On the downside, Tesla plunged 8.8%. Despite quarterly results that were mostly in line with analysts’ estimates, CEO Elon Musk’s commentary raised concerns. Musk emphasized Tesla’s growing focus on AI and robotaxi technology but also warned of potentially difficult quarters ahead. He attributed this to a “weird transition period” and noted the company may lose U.S. incentives.
The market has been on an extended upswing in recent weeks, bolstered by optimism that President Donald Trump may ease proposed tariffs through new trade agreements. Investors have also grown hopeful that the economy could sidestep a recession. However, concerns remain about soaring stock valuations, putting pressure on companies to deliver strong earnings to justify high prices.
Several companies missed that mark. Chipotle Mexican Grill sank 13.8% after its revenue growth missed expectations, despite posting better-than-expected profits. IBM fell 7.5%, weighed down by concerns over slowing growth in its software segment.
American Airlines dropped 8.5% even though it beat profit forecasts for the spring quarter. The airline issued a wide-ranging forecast for the full year that could see results swing between a slight loss and a modest profit, depending on how economic conditions evolve.

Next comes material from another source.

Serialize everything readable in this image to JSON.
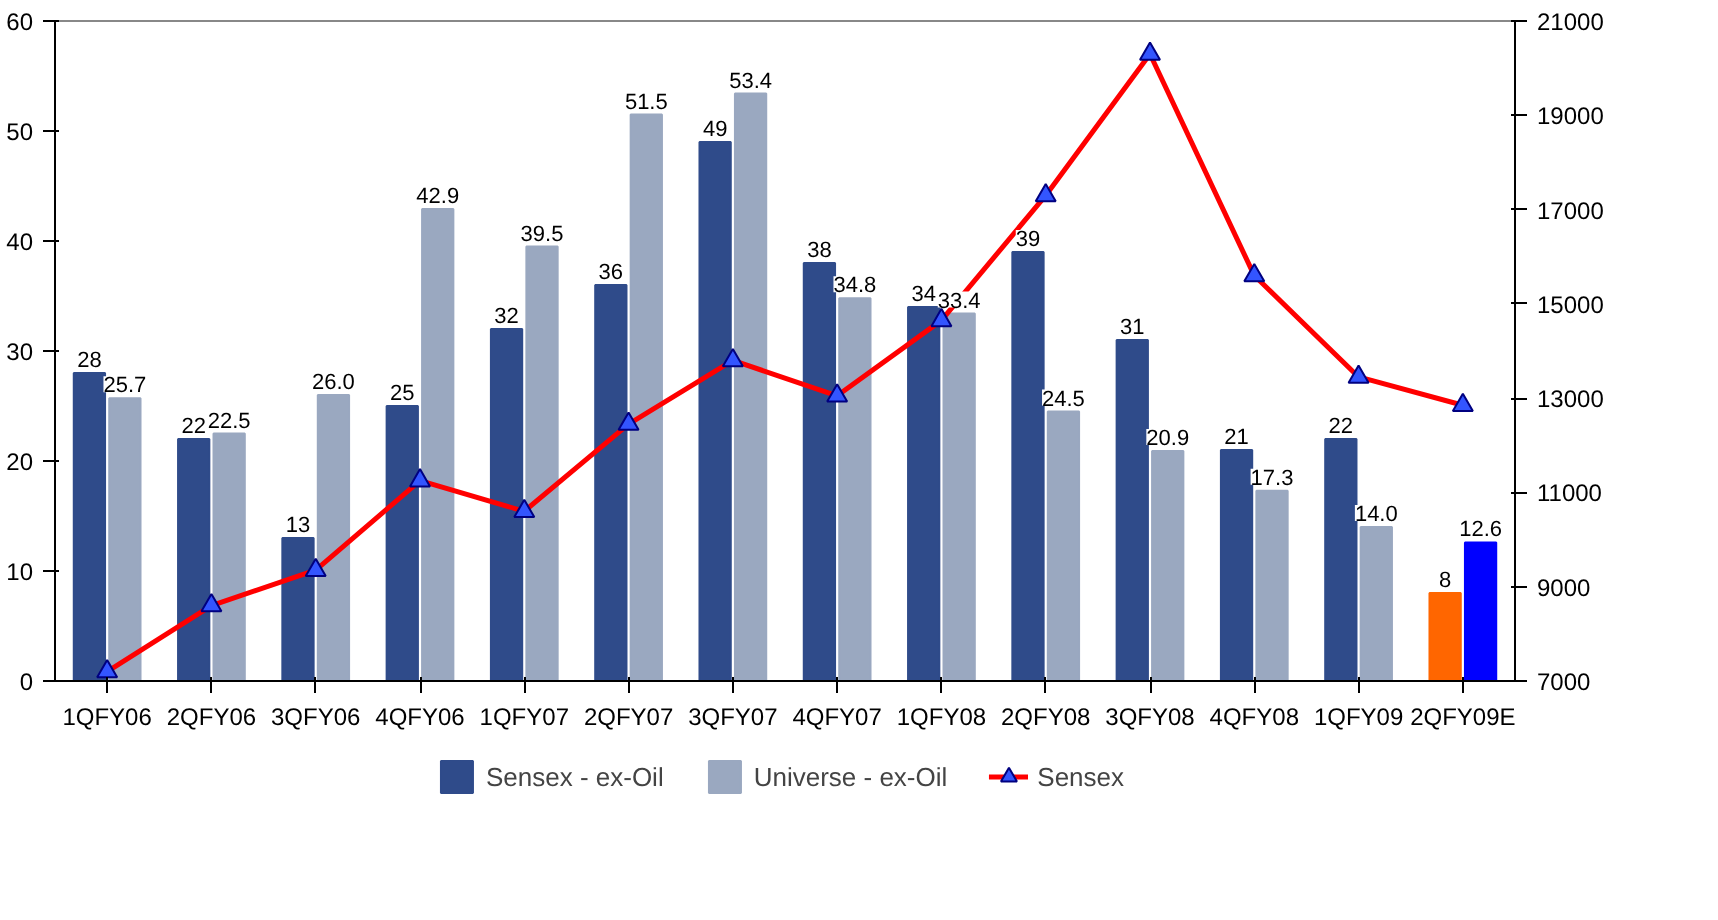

Julian Emanuel of Evercore noted that market reactions to earnings have been particularly sharp this season, with companies being heavily rewarded or punished depending on the size of their profit surprises or misses.
Some of the most dramatic moves have come from so-called “meme stocks” — highly volatile shares often driven by social media hype. Opendoor Technologies, for example, surged 11.4% and has now seen 10 consecutive days of 10% price swings in either direction.
Despite all the activity under the surface, broader market volatility has remained low. The S&P 500 hasn’t experienced a 1% daily move in the past month, a sign of relative stability.
In the bond market, U.S. Treasury yields held steady. The 10-year Treasury note briefly touched 4.44% early in the day before easing to 4.41%, compared to 4.40% the day before.
Economic data offered more encouraging signs. Weekly jobless claims fell, suggesting fewer layoffs, while S&P Global’s preliminary report on U.S. business activity showed stronger-than-expected growth in July.
These developments reinforced expectations that the Federal Reserve will leave interest rates unchanged at its upcoming meeting, even as President Trump continues to push for rate cuts. Similarly, the European Central Bank left its key rate steady Thursday, choosing to wait and assess the impact of Trump’s tariffs on the global economy.
International markets also saw gains. Japan’s Nikkei rose 1.6%, while London’s FTSE climbed 0.8%, leading broader gains across Asia and Europe.